At VivaTech, the discussion also broadened to a bigger question: who should control the next generation of A.I.? If future assistants are built only by “a handful of companies” in Silicon Valley or China, LeCun warned, “culture is in big trouble” and “democracy is in big trouble.” Blocking open-source models in the name of safety, he argued, misses the role A.I. can play in spreading knowledge.

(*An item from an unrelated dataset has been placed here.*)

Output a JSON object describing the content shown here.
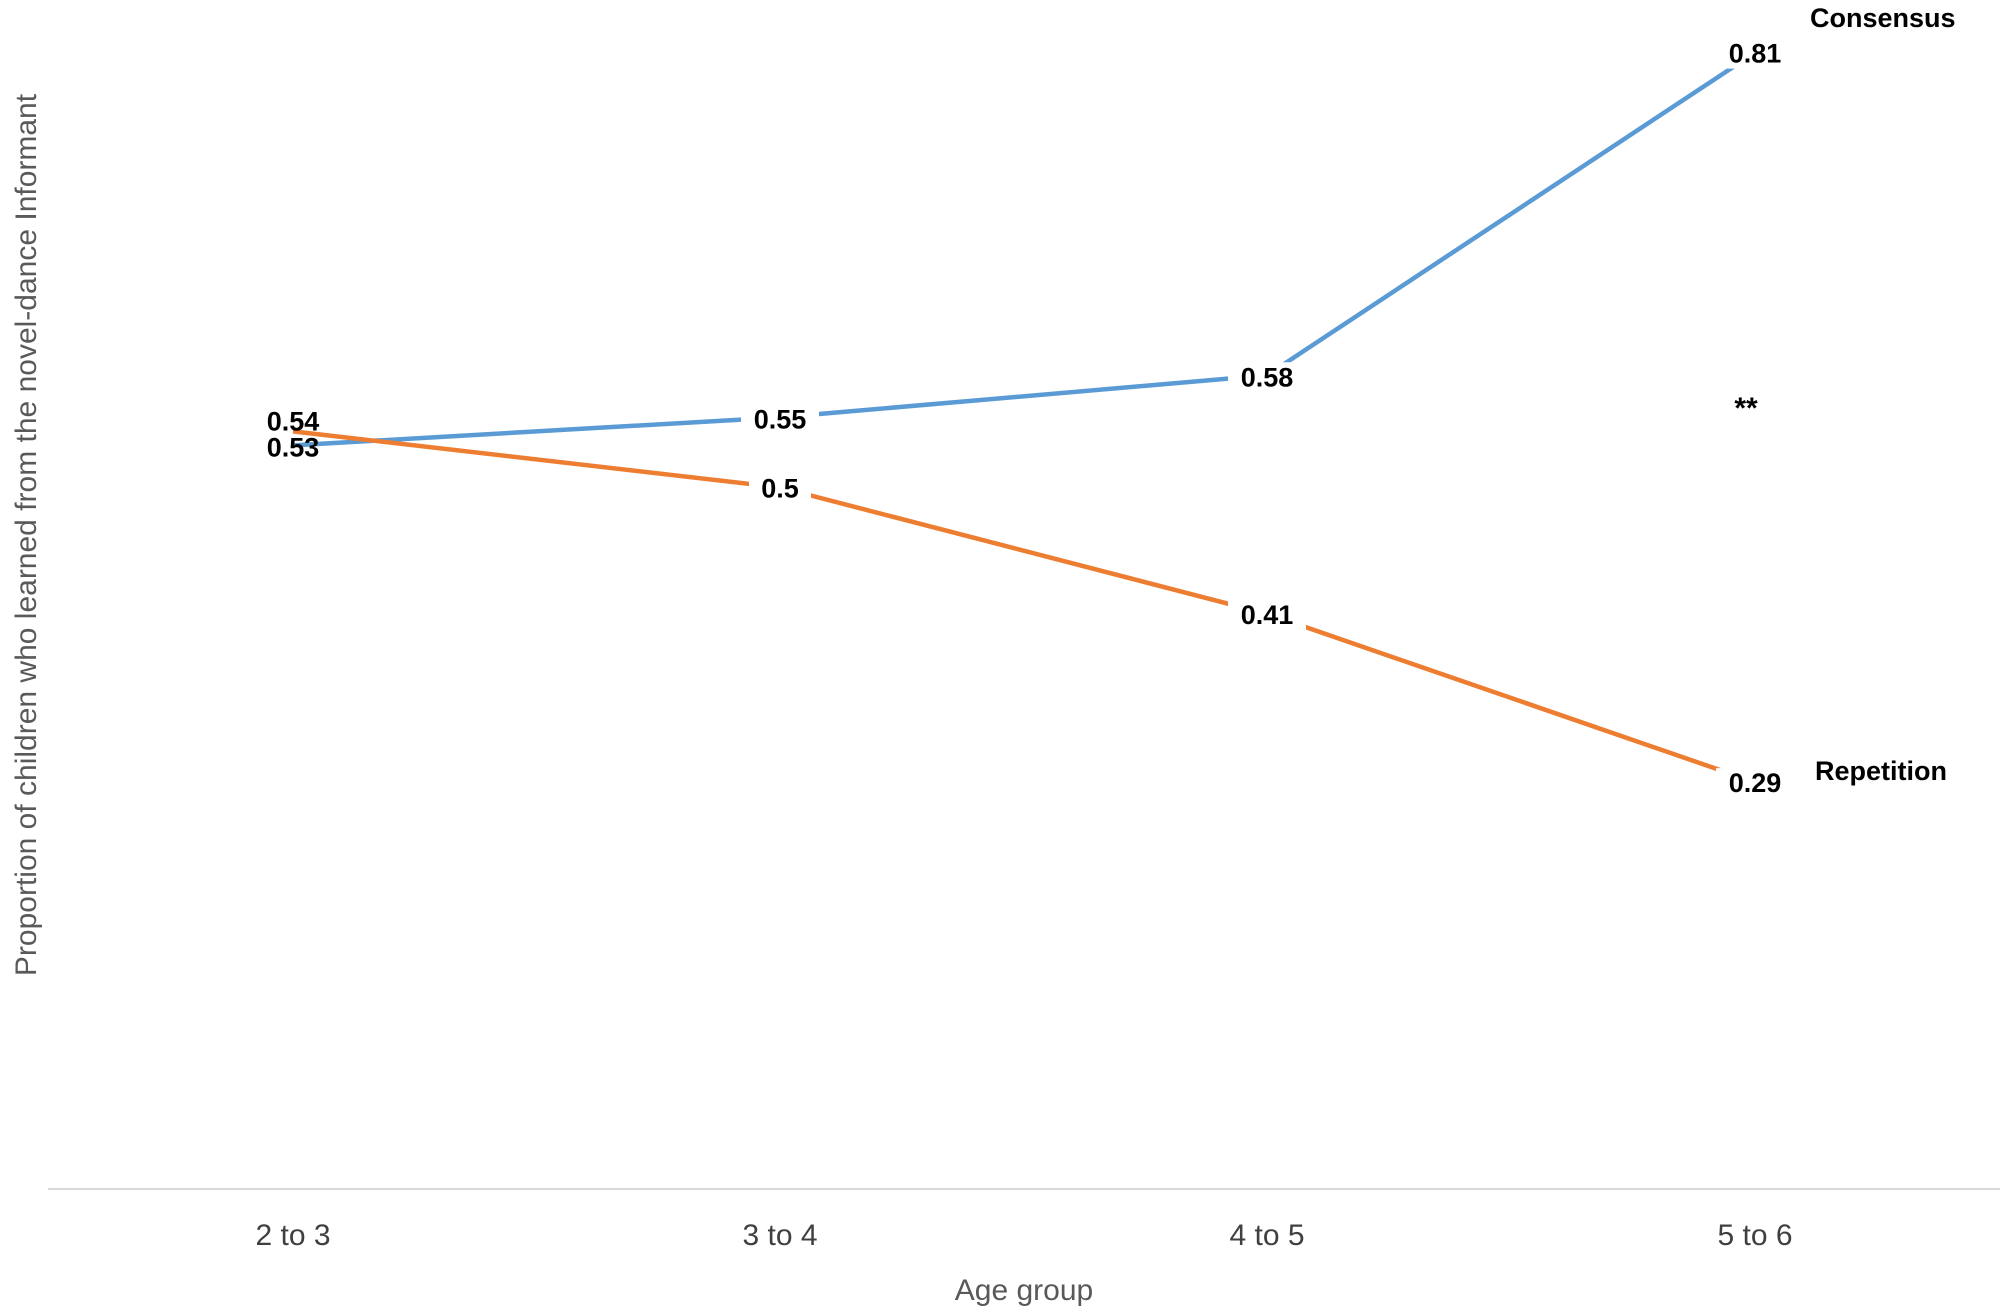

That stance also informs LeCun’s work as chief science adviser to Project Tapestry, an AI Alliance-led effort to build a shared global A.I. model through a distributed network of contributors. The AI Alliance is a nonprofit group, co-launched in 2023 by Meta and IBM, to support open-source A.I. development. With Tapestry, the goal is to let countries, companies, universities and others contribute data or computing power without giving up control of that data. As A.I. begins to mediate what people read, watch, and search for, LeCun argues that people need alternatives to what a few dominant American or Chinese companies decide to build.

LeCun’s comments also come as Meta’s own open-source stance has grown more complicated. Llama 2, released in 2023 for free commercial use, made Meta a rare Big Tech counterweight to more closed A.I. rivals. But Zuckerberg has since signaled that Meta may not release all of its future “superintelligence” models openly.

“We need access to a wide diversity of A.I. assistants for the same reason we need access to a wide diversity of the press to get multiple sources of information,” LeCun said. “The only way I can see that this can happen is if there is an open, free foundation model, on top of which anybody can build their own specialized assistant for their language or languages, their culture, their value system, their political biases, their centers of interest. And so open source has to exist.”